Piccinini and Craver (Synthese 183:283–311, 2011) argue for the surprising view that psychological explanation, properly understood, is a species of mechanistic explanation. This contrasts with the ‘received view’ (due, primarily, to Cummins and Fodor) which maintains a sharp distinction between psychological explanation and mechanistic explanation. The former is typically construed as functional analysis, the analysis of some psychological capacity into an organized series of subcapacities without specifying any of the structural features that underlie the explanandum capacity. The latter idea, of course, sees explanation as a matter of describing structures that maintain (or produce) the explanandum capacity.
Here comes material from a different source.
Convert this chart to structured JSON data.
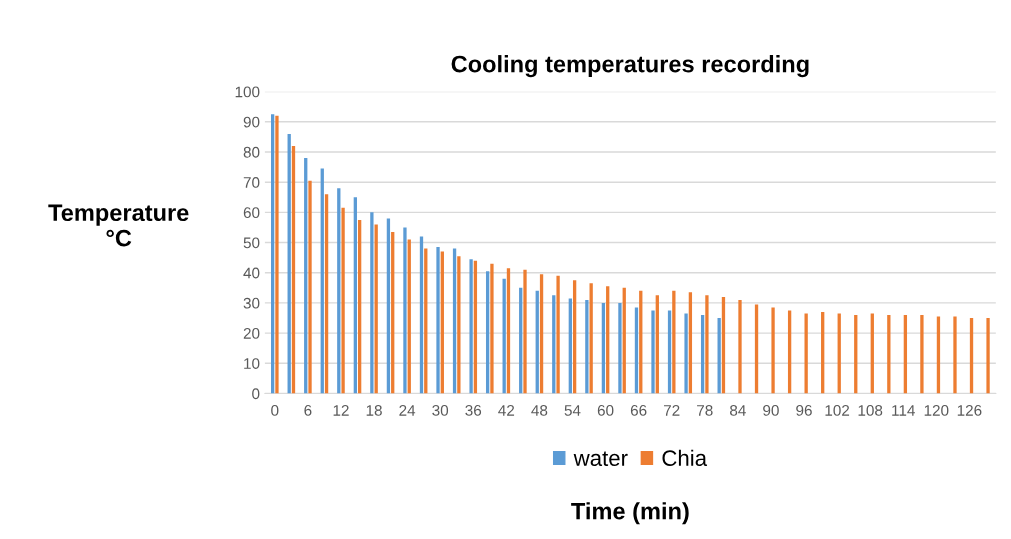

In this paper, I defend the received view by criticizing Piccinini and Craver’s argument for the claim that psychological explanation is not distinct from mechanistic explanation, and by showing how psychological explanations can possess explanatory force even when nothing is known about the underlying neurological details. I conclude with a few brief criticisms about the enterprise of mechanistic explanation in general.

Publication details

DOI: 10.1007/s11229-014-0410-9

Full citation:

Barrett, D. (2014). Functional analysis and mechanistic explanation. Synthese 191 (12), pp. 2695-2714.